Protocol of the Session on May 26, 2010

Für die Landesregierung hat nun Herr Ministerpräsident Kurt Beck das Wort.

Sehr geehrte Frau Präsidentin, meine sehr geehrten Damen und Herren! Ich glaube, dass es mehr als angemessen ist, über ein Thema, das die Menschen so sehr umtreibt wie wenig anderes, in diesem Parlament zu debattieren, nachdem innerhalb von kürzester Zeit, in den letzten zwei Wochen, doch Entscheidungen zu treffen waren, die Deutschland insgesamt tangieren und die sich über Dimensionen erstrecken, die sich für Deutschland auf rund 170 Milliarden Euro als Garantiegrößenordnung belaufen.

In den letzten Tagen – es wird Ihnen nicht anders gegangen sein als mir – wird man vielfach angesprochen von Bürgerinnen und Bürgern, insbesondere auch von älteren Menschen, die ihre Sorge äußern, eine Sorge, die sich aus der Erfahrung eines Währungsschnittes speist, den sie erleben mussten, und die natürlich vor dem Hintergrund dieser komplexen Materie noch stärker besorgt sind, ob sie noch einmal erleben müssen, dass das, wofür sie gearbeitet haben, wieder infrage gestellt wird.

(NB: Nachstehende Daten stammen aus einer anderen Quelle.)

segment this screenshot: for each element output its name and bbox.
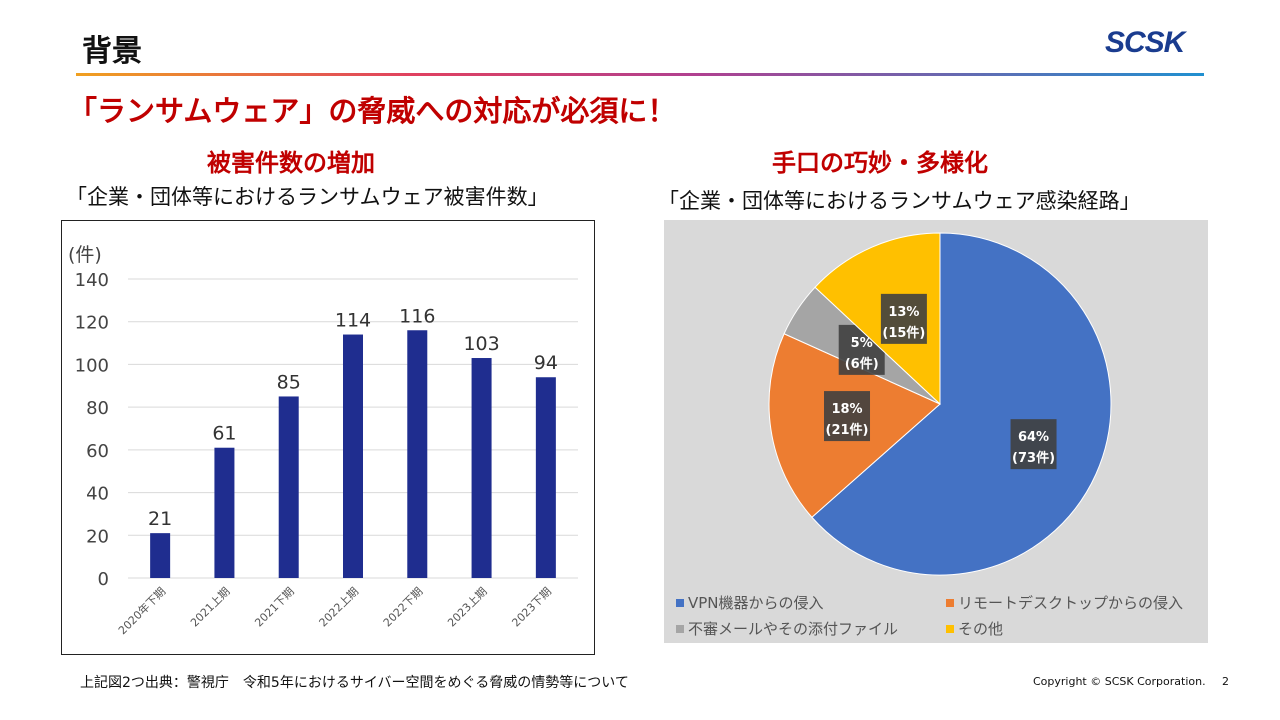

Dies ist eine zentrale Sorge, die sicherlich die Menschen überall in Europa umtreiben würde, wenn man die Gelegenheit hätte, in ähnlicher Weise unmittelbar mit ihnen zu sprechen.

Es ist wohl wahr, dass wir uns bei einer solchen Gelegenheit der Bedeutung und der Chance einer europäischen Zusammenarbeit bewusst bleiben müssen. Dies ist eine Riesenchance für Frieden und Freiheit, aber auch für ökonomische und ökologische Fortschritte und für die Handlungsfähigkeit auf diesem europäischen Kontinent, der viele Nationen, aber eine relativ überschaubare Fläche umfasst, wenn man es einmal mit anderen Kontinenten vergleicht. Es ist natürlich eine Herausforderung an uns alle, die politischen Gegebenheiten so mitzugestalten, dass die soziale Dimension, das heißt das, was den Menschen in Europa dient, auch vernünftig organisiert wird.

Dass es eine große Entscheidung gewesen ist, eine gemeinsame Währung zu schaffen, davon bin ich nach wie vor überzeugt. Dass es zum Beispiel – um nur die Transferkosten von früher, also um nur die Geldtauschkosten von früher einmal zu betrachten – die Bundesrepublik Deutschland und natürlich die Wirtschaft und die Menschen rund zehn Milliarden im Jahr kosten würde, wenn wir noch getrennte Währungen hätten, sei nur ein Beleg dafür, dass es in vielfältiger Weise Bedeutung hat, in diesem Raum eine gemeinsame Währung zu haben. Daran kann es keinen Zweifel geben.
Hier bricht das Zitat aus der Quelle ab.